第二百七十九章 欲往西京諸事重(三)(2/2)
這事說開來可能有些傷感情,但這就是現實。
人性經不起考驗,為了不讓君臣之間出現解決不了的矛盾,趙元昌安排一個監軍在陳佑身邊、陳佑允許這個監軍的存在,本就是一件互相默契的事情。
如果趙元昌依然對陳佑比較信重,那麼他會通過這個監軍及時制止陳佑一些可能會過火的行為。
而要是這個監軍只是監視不負責溝通,那陳佑就得考慮一下,趙元昌是不是持著「欲使其滅亡,必先使其瘋狂」的想法了。
許竹林很年輕,由於腦瓜子靈活,被趙元昌收在身邊侍奉,這兩年在趙元昌的授意下也學了一些字。
不過他現在還做不到十分順暢的寫出一封正常的書信,字裡行間有不少他圖省事搗鼓出來的字形符號。
這些符號沒有規律,但偏偏他記的很熟練。碰巧有一次被趙元昌看到,於是他的這些字符被總結出來,用作武德司的密文,只是其他人都不像他這樣能熟練運用,多要藉助編好的對照表。
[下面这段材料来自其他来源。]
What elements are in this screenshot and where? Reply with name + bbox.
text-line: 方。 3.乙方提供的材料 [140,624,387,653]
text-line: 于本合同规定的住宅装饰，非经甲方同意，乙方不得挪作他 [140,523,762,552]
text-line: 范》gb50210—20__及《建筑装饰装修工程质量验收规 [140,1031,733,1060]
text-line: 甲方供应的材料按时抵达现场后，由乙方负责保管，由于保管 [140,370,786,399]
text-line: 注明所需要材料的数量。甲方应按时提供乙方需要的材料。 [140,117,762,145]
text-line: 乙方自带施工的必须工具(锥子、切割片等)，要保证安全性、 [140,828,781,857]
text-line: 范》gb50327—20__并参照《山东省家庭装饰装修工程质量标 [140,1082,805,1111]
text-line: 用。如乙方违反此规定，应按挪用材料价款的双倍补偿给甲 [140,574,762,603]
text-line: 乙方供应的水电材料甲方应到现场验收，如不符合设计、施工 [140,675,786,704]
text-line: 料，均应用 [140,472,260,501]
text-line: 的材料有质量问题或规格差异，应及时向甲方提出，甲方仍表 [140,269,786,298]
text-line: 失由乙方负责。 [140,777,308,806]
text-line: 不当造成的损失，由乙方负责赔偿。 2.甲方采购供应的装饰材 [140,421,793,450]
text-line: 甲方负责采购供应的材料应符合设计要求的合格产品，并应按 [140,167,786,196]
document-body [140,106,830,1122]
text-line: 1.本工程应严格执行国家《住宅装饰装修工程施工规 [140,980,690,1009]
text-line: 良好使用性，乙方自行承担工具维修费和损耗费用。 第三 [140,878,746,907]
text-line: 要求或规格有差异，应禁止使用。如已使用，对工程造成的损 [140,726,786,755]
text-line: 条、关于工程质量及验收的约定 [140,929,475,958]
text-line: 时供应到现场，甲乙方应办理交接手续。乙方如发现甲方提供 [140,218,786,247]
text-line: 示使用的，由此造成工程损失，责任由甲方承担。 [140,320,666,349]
剛寫完兩句話,就聽到「咚咚咚」的敲門聲,與之同時傳入耳中的是陳佑的聲音:「許軍使可有暇同我等閒聊一番?」
突然傳來的聲音讓許竹林一驚,即便趙元昌之前已經告訴過他,無須謹慎隱瞞,但自己正在打小報告就遇到正主敲門,怎麼能不叫人心慌?
深吸一口氣,他連忙道:「有暇有暇!詹事且等一陣!」
一邊說著,一邊將寫了開頭的信紙收好,又整理一番桌子,這才起身拉開房間門。
門外,陳佑臉上掛著恰到好處的笑容,見許竹林開門,笑著開口道:「蔣府率正在某房中等著,許軍使且隨某去。」
是的,陳佑此行,妻妾都在,所以他選擇自己一個人住一間房。
房間內的桌上已經擺好小菜濁酒,見陳佑帶著許竹林進來,蔣樹連忙起身。
「季青不用站了,咱什麼關係啊?不用這些虛的東西,私下裡吃酒,怎麼舒服怎麼來。」
陳佑擺擺手,招呼兩人坐下,他自己也是隨便坐了個空位。
房內沒有僕下侍候這,倒酒只能是他們自己來。
許竹林原本乾的就是伺候人的夥計,此時駕輕就熟地端起酒壺,先後給陳佑和蔣樹倒上,最後才給自己倒上。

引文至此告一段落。